District touts equity; parents are dubious

District presents on diversity hiring

Posted

Just 13 percent of Baldwin school students are white — a statistic a number of parents are telling district officials is not reflected in the men and women who teach them.

Michelle Gallo, the district’s assistant superintendent for human resources, said she hoped to change that soon, sharing her new diversity recruitment efforts at a March 9 Board of Education meeting.

Black students make up 47 percent of the student population, according to numbers provided to the Herald last summer. Another 32 percent are Hispanic or Latino, while 5 percent are Asian, native Hawaiian or Pacific Islander, and 3 percent multi-racial. Yet of the 376 full-time teachers employed by the school, only about 30 of them are teachers of color.

Part of Gallo’s plan? Finding those teachers among the very students who need them. Encouraging students to follow career paths into education through teacher preparations programs, education academies and internships.

But in the short term, Gallo said the administration is recruiting from the Nassau Boards of Cooperative Educational Services diversity fair, and partnering with colleges with diverse student populations — something Baldwin has been doing over the past seven years.

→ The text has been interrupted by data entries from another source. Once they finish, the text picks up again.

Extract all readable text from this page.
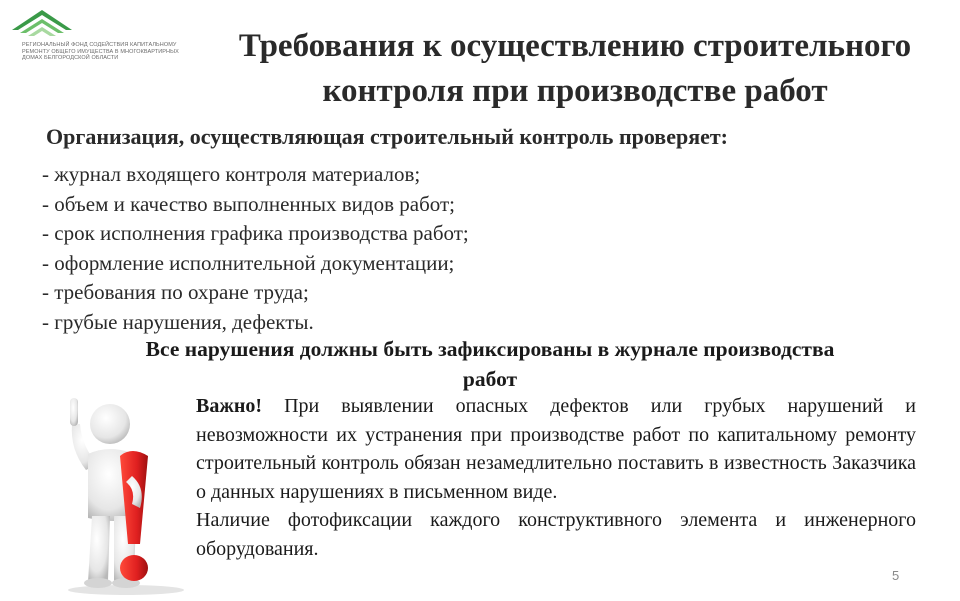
РЕГИОНАЛЬНЫЙ ФОНД СОДЕЙСТВИЯ КАПИТАЛЬНОМУ РЕМОНТУ ОБЩЕГО ИМУЩЕСТВА В МНОГОКВАРТИРНЫХ ДОМАХ БЕЛГОРОДСКОЙ ОБЛАСТИ	Требования к осуществлению строительного
контроля при производстве работ

Организация, осуществляющая строительный контроль проверяет:

- журнал входящего контроля материалов;
- объем и качество выполненных видов работ;
- срок исполнения графика производства работ;
- оформление исполнительной документации;
- требования по охране труда;
- грубые нарушения, дефекты.

Все нарушения должны быть зафиксированы в журнале производства
работ

Важно! При выявлении опасных дефектов или грубых нарушений и невозможности их устранения при производстве работ по капитальному ремонту строительный контроль обязан незамедлительно поставить в известность Заказчика о данных нарушениях в письменном виде.

Наличие фотофиксации каждого конструктивного элемента и инженерного оборудования.

5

Much of this, however, comes at the heels of an October school board meeting when trustees voted unanimously to broaden recruitment efforts and hire a more diverse teaching staff. It released a statement at the time declaring that this was not only “the right thing to do,” but that it was “providing a more expanded view of the world” while also providing “a better educational experience.”

The district still must follow hiring and recruitment policies

regulated by the state, Gallo said. That includes requiring state certification, fingerprinting, candidate interviews, classroom observations and reference checks. Teacher candidates are rated on a five-point scale based on perceptions of authoritativeness, personability, leadership, overall impression, and alignment with organizational culture.

However, some parents still question the district’s equity practices. Nyreedawn and Stephen Emeli, for example, say they are concerned over what they describe as the district’s blind eye to the victories of the girls’ track team.

“How does this behavior show equity within the school district?” they asked.

And parent Erik Mahler pointed to a lack of diversity and favoritism in hiring, singling out the superintendent’s recent hiring of an assistant principal at Steele Elementary School he says didn’t fulfill the bilingual qualification listed in a job posting. Some 43 percent of students at Steele are Hispanic.

Mahler felt the new assistant principal may have had a leg up on others seeking the position because he was a reading teacher in the Glen Cove School District, where Shari Camhi was an assistant superintendent.

That assistant principal wasn’t alone, however, according to district public records. At least seven Glen Cove faculty members have been hired since Camhi became Baldwin’s superintendent in 2014, including teachers, an assistant principal, a director who was later promoted to principal, and an administrator. One of these hires reportedly told a news outlet back in 2015 that Camhi “approached her when she heard she was retiring and offered her the position.”

But those decisions aren’t left to one person, Camhi told Mahler. It’s a collective endeavor among district administrators after a multi-step process that includes a number of voices within the administration. They also took precautions so no one felt overpowered by someone else in the decision-making process who might otherwise outrank them.

“There have been instances that we were not in agreement,” Gallo said. “It’s a team approach.”